Under the terms of the settlement, Kaiser has agreed to pay $46 million to settle the litigation, with the settlement fund potentially being increased to no more than $47.5 million, should certain conditions be met. The settlement class consists of individuals who accessed authenticated Kaiser webpages (wa-member.kaiserpermanente.org, healthy.kaiserpermanente.org, or mydoctor.kaiserpermanente.org) or Kaiser mobile applications (Kaiser Permanente Washington App, Kaiser Permanente App, My Doctor Online (NCAL Only) App, My KP Meds App, or the KP Health Ally App) between November 2017 and May 2024. There are several subclasses for members residing in states such as California, Georgia, Maryland, Oregon, Washington, and the District of Columbia.

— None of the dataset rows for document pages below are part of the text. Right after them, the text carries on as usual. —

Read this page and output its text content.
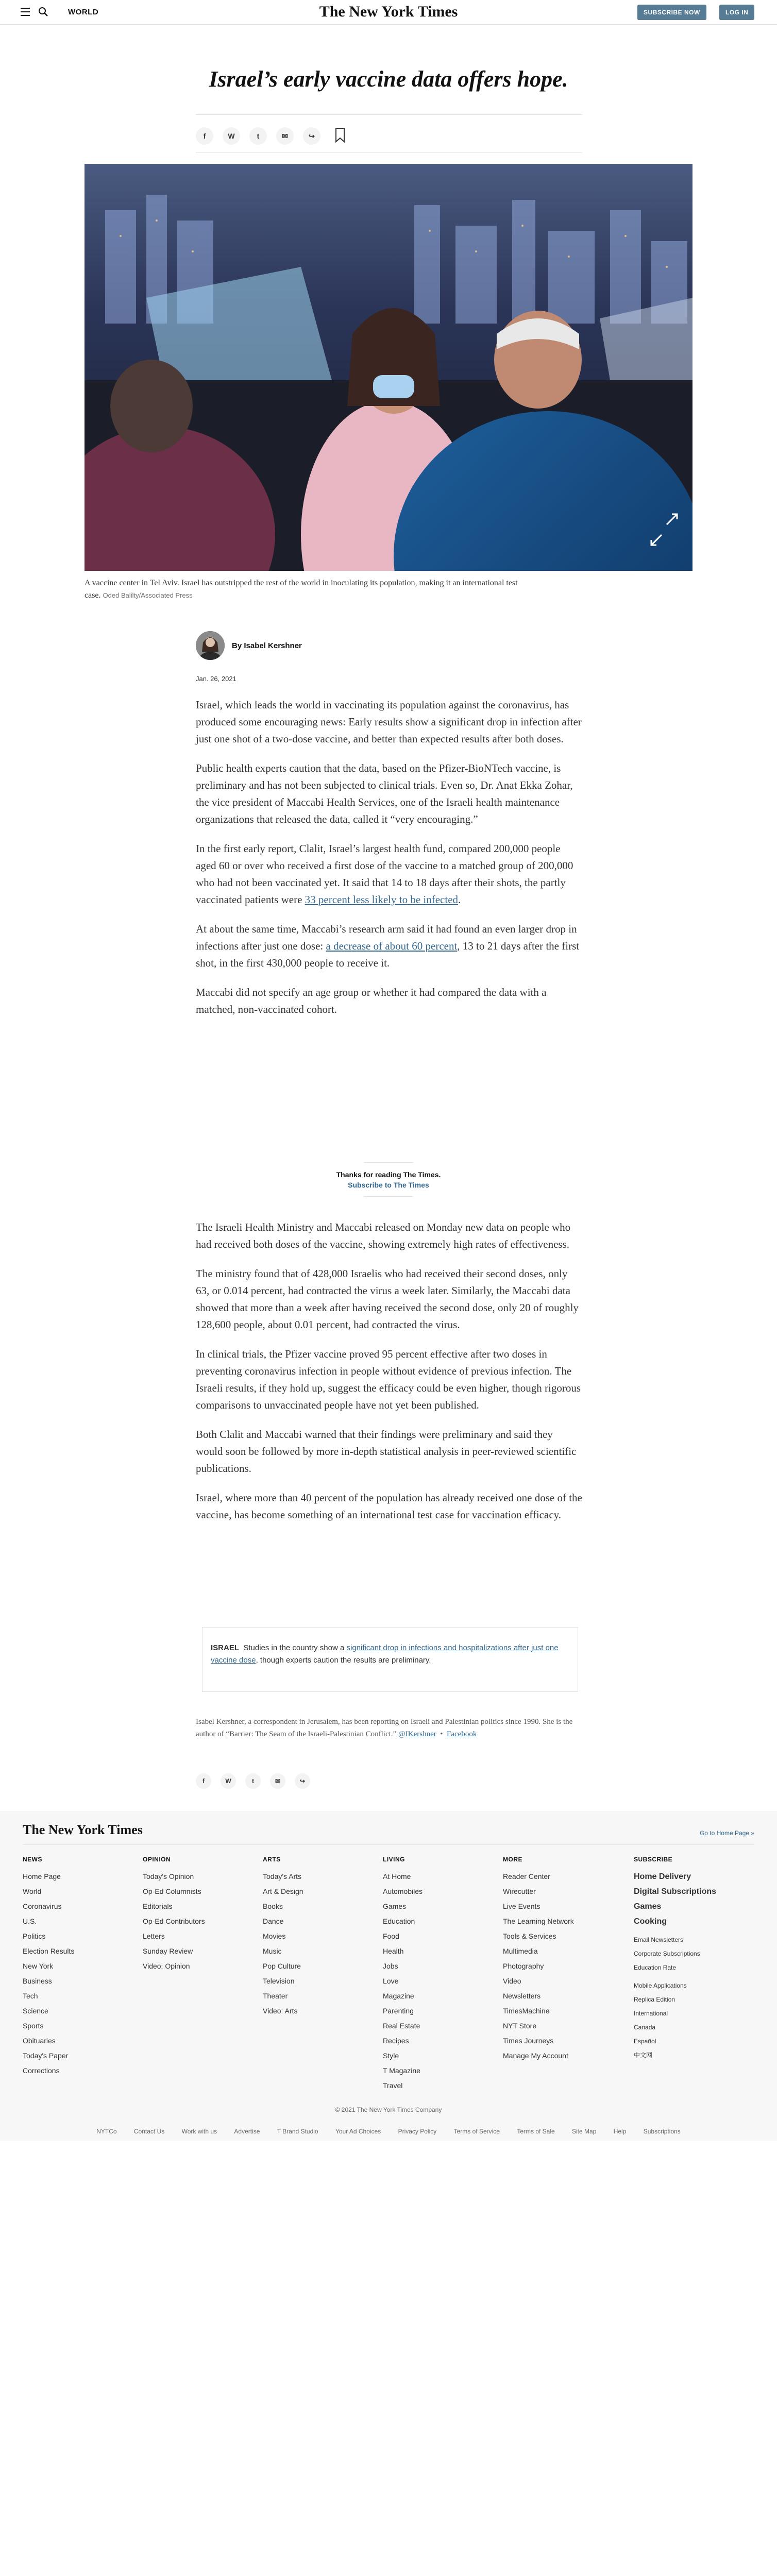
WORLD	The New York Times	SUBSCRIBE NOW	LOG IN
Israel’s early vaccine data offers hope.
f	W	t	✉	↪
A vaccine center in Tel Aviv. Israel has outstripped the rest of the world in inoculating its population, making it an international test case. Oded Balilty/Associated Press
By Isabel Kershner
Jan. 26, 2021

Israel, which leads the world in vaccinating its population against the coronavirus, has produced some encouraging news: Early results show a significant drop in infection after just one shot of a two-dose vaccine, and better than expected results after both doses.

Public health experts caution that the data, based on the Pfizer-BioNTech vaccine, is preliminary and has not been subjected to clinical trials. Even so, Dr. Anat Ekka Zohar, the vice president of Maccabi Health Services, one of the Israeli health maintenance organizations that released the data, called it “very encouraging.”

In the first early report, Clalit, Israel’s largest health fund, compared 200,000 people aged 60 or over who received a first dose of the vaccine to a matched group of 200,000 who had not been vaccinated yet. It said that 14 to 18 days after their shots, the partly vaccinated patients were 33 percent less likely to be infected.

At about the same time, Maccabi’s research arm said it had found an even larger drop in infections after just one dose: a decrease of about 60 percent, 13 to 21 days after the first shot, in the first 430,000 people to receive it.

Maccabi did not specify an age group or whether it had compared the data with a matched, non-vaccinated cohort.

Thanks for reading The Times.
Subscribe to The Times

The Israeli Health Ministry and Maccabi released on Monday new data on people who had received both doses of the vaccine, showing extremely high rates of effectiveness.

The ministry found that of 428,000 Israelis who had received their second doses, only 63, or 0.014 percent, had contracted the virus a week later. Similarly, the Maccabi data showed that more than a week after having received the second dose, only 20 of roughly 128,600 people, about 0.01 percent, had contracted the virus.

In clinical trials, the Pfizer vaccine proved 95 percent effective after two doses in preventing coronavirus infection in people without evidence of previous infection. The Israeli results, if they hold up, suggest the efficacy could be even higher, though rigorous comparisons to unvaccinated people have not yet been published.

Both Clalit and Maccabi warned that their findings were preliminary and said they would soon be followed by more in-depth statistical analysis in peer-reviewed scientific publications.

Israel, where more than 40 percent of the population has already received one dose of the vaccine, has become something of an international test case for vaccination efficacy.

ISRAEL Studies in the country show a significant drop in infections and hospitalizations after just one vaccine dose, though experts caution the results are preliminary.
Isabel Kershner, a correspondent in Jerusalem, has been reporting on Israeli and Palestinian politics since 1990. She is the author of “Barrier: The Seam of the Israeli-Palestinian Conflict.” @IKershner  •  Facebook
f	W	t	✉	↪
The New York Times	Go to Home Page »
NEWS
Home Page
World
Coronavirus
U.S.
Politics
Election Results
New York
Business
Tech
Science
Sports
Obituaries
Today's Paper
Corrections
OPINION
Today's Opinion
Op-Ed Columnists
Editorials
Op-Ed Contributors
Letters
Sunday Review
Video: Opinion
ARTS
Today's Arts
Art & Design
Books
Dance
Movies
Music
Pop Culture
Television
Theater
Video: Arts
LIVING
At Home
Automobiles
Games
Education
Food
Health
Jobs
Love
Magazine
Parenting
Real Estate
Recipes
Style
T Magazine
Travel
MORE
Reader Center
Wirecutter
Live Events
The Learning Network
Tools & Services
Multimedia
Photography
Video
Newsletters
TimesMachine
NYT Store
Times Journeys
Manage My Account
SUBSCRIBE
Home Delivery
Digital Subscriptions
Games
Cooking
Email Newsletters
Corporate Subscriptions
Education Rate
Mobile Applications
Replica Edition
International
Canada
Español
中文网
© 2021 The New York Times Company
NYTCo	Contact Us	Work with us	Advertise	T Brand Studio	Your Ad Choices	Privacy Policy	Terms of Service	Terms of Sale	Site Map	Help	Subscriptions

The settlement will cover attorneys’ fees (likely to be up to one-third of the settlement fund), attorneys’ expenses, settlement administration costs, and awards for the class representatives. The remainder of the settlement fund will be divided among the class members, with each settlement class member receiving an equal pro rata share. The settlement has received preliminary approval from the court. The deadline for submitting claims and the date of the final approval hearing have yet to be announced.

April 26, 2024: Kaiser Permanente Website Tracker Breach Affects 13.4 Million Individuals

Kaiser Foundation Health Plan Inc. is notifying 13.4 million individuals that some of their personal data has been disclosed to third parties such as Microsoft (Bing), Google, and X (Twitter) via tracking technologies on its websites and apps. This is the largest healthcare data breach to be reported so far in 2024 and the largest confirmed healthcare data breach to date involving website tracking technologies.

Kaiser said the tracking technologies were identified during a voluntary internal investigation and they have now been removed from its websites and mobile applications. Additional measures have been implemented to prevent similar occurrences in the future. Notifications are being sent to all individuals who have potentially been affected “out of an abundance of caution,” including current and former health plan members in all markets that Kaiser operates, and individuals who used its websites and mobile apps. Notifications are expected to be issued in May 2024.

The types of data potentially disclosed to tech companies included names, IP addresses, sign-in statuses, and information about users navigated through the websites and apps. Other information was potentially disclosed based on individuals’ usage of the websites and apps, including search terms when using its health encyclopedia such as symptoms, drugs, injuries, and exercises.  No highly sensitive information such as Social Security numbers, financial information, and usernames/passwords were disclosed. Kaiser said it is not aware of any misuse of the disclosed data; however, it is possible that individuals may have been served targeted ads based on their interactions on Kaiser’s websites and apps.

The privacy violation has been reported to the Department of Health and Human Services’ Office for Civil Rights (OCR) as a breach of the Health Insurance Portability and Accountability Act (HIPAA). In December 2022, OCR published guidance on HIPAA and tracking technologies and recently updated its guidance to clarify when these technologies can be used and how they can be made HIPAA-compliant. OCR and the Federal Trade Commission (FTC) have been cracking down on the use of these technologies and sent around 130 warning letters to hospitals and telehealth companies last year reminding them of their obligations under HIPAA and the FTC Act, and the FTC has settled 5 complaints – Easy Healthcare (Premom), GoodRx, BetterHelp, Monument, and Cerebral – that alleged violations of the FTC Act related to the use of these technologies without consumers’ consent. State attorneys general have also investigated privacy violations related to the use of tracking technologies, including the New York Attorney General, who settled alleged violations of HIPAA and state laws with New York Presbyterian Hospital over the use of these tools.